According to the cnvrg.io survey, compliance and privacy were top concerns for companies looking to implement gen AI, ahead of reliability, cost, and lack of technical skills.

Similarly, in the IBM survey, for companies not implementing gen AI, data privacy was cited as the barrier by 57% of respondents, and transparency by 43%. In addition, 85% of all respondents said consumers would be more likely to pick companies with transparent and ethical AI practices, but fewer than half are working toward reducing bias, tracking data provenance, working on making AI explainable, or developing ethical AI policies.

It’s easy for technologists to focus on technical solutions. Ethical AI goes beyond the technology to include legal and compliance perspectives, and issues of corporate values and identity. So this is an area where CIOs or chief AI officers can step up and help guide the larger organizations.

And it goes even further than that. Setting up gen AI-friendly data infrastructures, security and management controls, and ethical guide rails can be the first step on the journey to fully operationalize LLMs.

Gen AI will require CIOs to rethink technology, says Matt Barrington, EY Americas emerging technologies leader. Prior to gen AI, software was deterministic, he says.

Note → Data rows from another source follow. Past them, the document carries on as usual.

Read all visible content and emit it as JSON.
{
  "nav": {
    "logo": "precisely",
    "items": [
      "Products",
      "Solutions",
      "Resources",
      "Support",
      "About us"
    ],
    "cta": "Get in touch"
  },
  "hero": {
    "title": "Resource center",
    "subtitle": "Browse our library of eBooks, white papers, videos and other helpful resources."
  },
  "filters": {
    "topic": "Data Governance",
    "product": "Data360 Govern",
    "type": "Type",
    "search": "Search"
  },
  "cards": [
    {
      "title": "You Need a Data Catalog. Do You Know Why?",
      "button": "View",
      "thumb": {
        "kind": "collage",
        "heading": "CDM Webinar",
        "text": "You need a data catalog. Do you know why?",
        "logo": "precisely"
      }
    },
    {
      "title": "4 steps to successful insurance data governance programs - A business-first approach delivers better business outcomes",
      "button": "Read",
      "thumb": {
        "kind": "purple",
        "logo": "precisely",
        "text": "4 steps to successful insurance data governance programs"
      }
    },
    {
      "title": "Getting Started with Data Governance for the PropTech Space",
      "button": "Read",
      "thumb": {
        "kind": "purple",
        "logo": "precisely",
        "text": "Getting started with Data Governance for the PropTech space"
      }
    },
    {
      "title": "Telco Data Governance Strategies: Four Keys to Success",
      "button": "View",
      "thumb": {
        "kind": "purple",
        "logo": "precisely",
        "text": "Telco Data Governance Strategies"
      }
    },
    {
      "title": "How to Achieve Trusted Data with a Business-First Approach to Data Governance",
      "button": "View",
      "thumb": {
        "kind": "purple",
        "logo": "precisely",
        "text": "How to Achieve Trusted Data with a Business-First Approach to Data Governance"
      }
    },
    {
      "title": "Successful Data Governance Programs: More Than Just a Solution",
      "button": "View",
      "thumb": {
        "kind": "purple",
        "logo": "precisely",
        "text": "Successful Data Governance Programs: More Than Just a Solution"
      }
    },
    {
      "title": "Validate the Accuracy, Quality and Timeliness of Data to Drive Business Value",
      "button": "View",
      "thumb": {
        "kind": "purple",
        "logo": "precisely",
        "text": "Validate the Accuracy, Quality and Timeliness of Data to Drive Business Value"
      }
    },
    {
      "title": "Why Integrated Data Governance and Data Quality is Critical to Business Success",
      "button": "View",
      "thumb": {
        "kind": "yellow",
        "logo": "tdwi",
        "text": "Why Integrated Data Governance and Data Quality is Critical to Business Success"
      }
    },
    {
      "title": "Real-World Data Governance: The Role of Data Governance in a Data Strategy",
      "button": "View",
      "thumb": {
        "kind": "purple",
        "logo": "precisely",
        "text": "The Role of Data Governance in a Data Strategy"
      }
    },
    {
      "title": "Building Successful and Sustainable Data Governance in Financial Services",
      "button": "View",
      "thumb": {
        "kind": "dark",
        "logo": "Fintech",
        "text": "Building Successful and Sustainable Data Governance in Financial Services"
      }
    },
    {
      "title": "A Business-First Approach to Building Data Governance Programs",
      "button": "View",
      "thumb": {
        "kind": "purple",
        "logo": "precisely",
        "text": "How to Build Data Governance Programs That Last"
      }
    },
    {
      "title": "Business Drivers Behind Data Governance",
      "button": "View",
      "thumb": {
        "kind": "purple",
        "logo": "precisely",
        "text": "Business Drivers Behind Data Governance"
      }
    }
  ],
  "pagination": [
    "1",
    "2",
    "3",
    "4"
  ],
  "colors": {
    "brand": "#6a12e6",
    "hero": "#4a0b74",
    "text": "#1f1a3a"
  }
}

“You’d design, build, test, and iterate until the software behaved as expected,” he says. “If it didn’t, it was a bug, and you’d go back and fix it. And if it did, you’d deploy it into production.” All the large compute stacks, regardless of software pattern, were deterministic. Now, other than quantum computing, gen AI is the first broadly known non-deterministic software pattern, he says. “The bug is actually the feature. The fact it can generate things on its own is the main selling point.”

That doesn’t mean the old stuff should all be thrown out. MLOps and Pytorch are still important, he says, as is knowing when to do a RAG embedding model, a DAG, or go multi-modal, as well as getting data ready for gen AI.

“All those things will remain and be important,” he says. “But you’ll have the emergence of a new non-deterministic platform stack that’ll sit alongside the traditional stack with a whole new area of infrastructure engineering and ops that will emerge to support those capabilities.”

This will change how businesses operate at a core level, and moving in this direction to become a truly AI-powered enterprise will be a fast-paced shift, he says. “Watching this emerge will be very cool,” he says.